With the Databricks Delta destination already set up the user now chooses which source they want to ingest from – we will use Salesforce CRM as a source (note the user is free to choose 150+ pre-built data source connectors that Rivery supports). The user authenticates to the Salesforce CRM source, save the connection after it passes the test. It shows up in the Connections list.
We click “Create New River” and select “Source to Target” to start the data ingestion.
– Choose Salesforce CRM as our data source.It automatically populates the Salesforce connection that we setup earlier.
– For ingestion configuration, you can choose to load multiple tables simultaneously or only load one table from Salesforce. In this demo, we only select one table which is the “Account” table. Save it.
– On the “Target”. For the ingestion to the already-set Databricks Delta destination, a user can enter an existing database name on the Databricks side or create a new database.
We enter our own database name and add table prefix. And choose “Overwrite” as default ingestion mode.
– Save and click the “Run” button to start the ingestion workflow.
Once ingestion has completed, we can come back the Databricks UI to view the ingested Delta tables in the Databricks SQL Data Explorer
We can see the schema, sample data as well as other detailed information of this table. Easy and straightforward.
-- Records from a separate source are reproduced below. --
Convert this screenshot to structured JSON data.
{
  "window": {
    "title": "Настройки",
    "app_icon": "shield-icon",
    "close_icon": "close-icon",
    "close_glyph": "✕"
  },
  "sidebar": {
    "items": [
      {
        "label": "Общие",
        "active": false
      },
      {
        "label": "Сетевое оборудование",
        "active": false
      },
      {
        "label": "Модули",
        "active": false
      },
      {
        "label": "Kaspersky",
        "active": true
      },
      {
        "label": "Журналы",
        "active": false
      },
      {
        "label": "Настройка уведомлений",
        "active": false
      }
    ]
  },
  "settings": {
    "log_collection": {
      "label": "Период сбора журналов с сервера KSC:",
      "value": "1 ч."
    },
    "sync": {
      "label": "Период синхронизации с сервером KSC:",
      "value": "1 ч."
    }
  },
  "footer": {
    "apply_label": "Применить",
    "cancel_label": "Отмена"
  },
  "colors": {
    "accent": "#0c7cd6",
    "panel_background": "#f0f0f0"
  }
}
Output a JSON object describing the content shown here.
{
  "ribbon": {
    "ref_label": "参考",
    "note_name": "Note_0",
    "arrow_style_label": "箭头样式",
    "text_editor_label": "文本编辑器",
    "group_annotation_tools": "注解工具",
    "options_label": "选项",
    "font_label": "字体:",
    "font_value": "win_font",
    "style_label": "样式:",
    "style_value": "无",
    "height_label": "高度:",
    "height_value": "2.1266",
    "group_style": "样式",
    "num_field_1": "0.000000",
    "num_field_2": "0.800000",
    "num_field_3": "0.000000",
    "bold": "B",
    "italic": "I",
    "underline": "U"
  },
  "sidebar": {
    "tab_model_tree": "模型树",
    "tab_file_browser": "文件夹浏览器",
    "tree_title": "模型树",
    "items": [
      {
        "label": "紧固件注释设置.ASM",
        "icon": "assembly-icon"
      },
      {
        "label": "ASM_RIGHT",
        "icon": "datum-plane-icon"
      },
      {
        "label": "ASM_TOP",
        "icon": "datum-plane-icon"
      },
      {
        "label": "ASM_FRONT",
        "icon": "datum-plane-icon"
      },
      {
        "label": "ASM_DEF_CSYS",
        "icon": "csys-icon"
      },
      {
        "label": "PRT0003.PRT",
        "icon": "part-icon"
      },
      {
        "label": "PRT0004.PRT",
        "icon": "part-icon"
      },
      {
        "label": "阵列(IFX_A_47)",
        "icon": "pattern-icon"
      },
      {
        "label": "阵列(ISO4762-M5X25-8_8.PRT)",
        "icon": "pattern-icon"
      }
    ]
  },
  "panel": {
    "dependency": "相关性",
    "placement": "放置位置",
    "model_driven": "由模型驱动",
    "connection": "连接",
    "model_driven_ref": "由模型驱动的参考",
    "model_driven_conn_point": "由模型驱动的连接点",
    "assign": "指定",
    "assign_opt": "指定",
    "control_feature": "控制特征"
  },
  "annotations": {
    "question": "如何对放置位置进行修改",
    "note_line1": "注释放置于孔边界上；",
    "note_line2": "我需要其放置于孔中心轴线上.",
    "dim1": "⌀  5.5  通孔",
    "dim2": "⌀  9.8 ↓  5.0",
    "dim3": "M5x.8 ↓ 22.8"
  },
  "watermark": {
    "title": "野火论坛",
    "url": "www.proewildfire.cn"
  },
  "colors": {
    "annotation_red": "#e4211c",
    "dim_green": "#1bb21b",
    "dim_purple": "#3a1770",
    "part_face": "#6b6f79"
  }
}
We can now query these Salesforce tables via SQL queries and analyze the data as it flows in from Rivery for downstream BI analytics and blending with other datasets in the Lakehouse
Connect to Prophecy, a low-code data engineering product, on Databricks with a single click. Interactively build and deploy Apache Spark™ and Delta pipelines using a visual drag-and-drop interface on Databricks clusters.
Click to expand →
– From here, open the partner connect page and choose Prophecy to sign in.
– When creating a Prophecy account, Databricks will automatically establish a secure connection to run your pipelines directly on your workspace.
With your email credentials being passed along, you only have to choose a new password to sign up for Prophecy.
Now that you have signed into Prophecy, let’s see how easy it is to develop and run your Spark data pipelines.
Let’s choose one of the “get started” example pipelines and open the workflow.
This shows a visual canvas on which we can start building our pipeline.
Let’s start by spinning up a new Databricks cluster.
Now that our cluster has spun up, with just a single click we can go to the Databricks interface and see our cluster on your workspace.
Coming back to the Prophecy UI, let’s explore our pipeline. Here we are reading two data sources of our ‘Customers’ and ‘Orders’ , joining them together…
…. and aggregating them by summing up the amounts column.
Later, we are sorting the data and writing it directly into a Delta table
With Prophecy, we can directly run our workflow with just a single click to see the data after each step
We can see our ‘Customer’ data, ‘Orders’ data, data joined together….
…..the aggregated field with the summed amounts…..
.. and finally, our sorted data that is written to our target Delta table
Now, let’s modify our pipeline by cleaning some of the fields
To do that, we can just drag and drop a new ‘Gem’ called ‘Reformat’…..
… connect it within our existing pipeline….
…. and choose the columns. We can add a new column called ‘full name’, concatenate our first and last name, and add a cleaned up amount column that will have the rounded up value.
Let’s also rename this Gem ‘Cleanup’.
With that, we can directly our workflow and explore the data directly after the cleanup column.
As you see, we have very easily added a Cleanup step to our pipeline.
But Prophecy is not just a visual editor. Behind the scenes, everything is being saved as a high quality Spark code that you can edit.
Additionally, Prophecy allows you to follow the best software engineering practices by directly storing the code on your Git.
Here, we can see our workflow with the latest changes directly as Scala code on Git.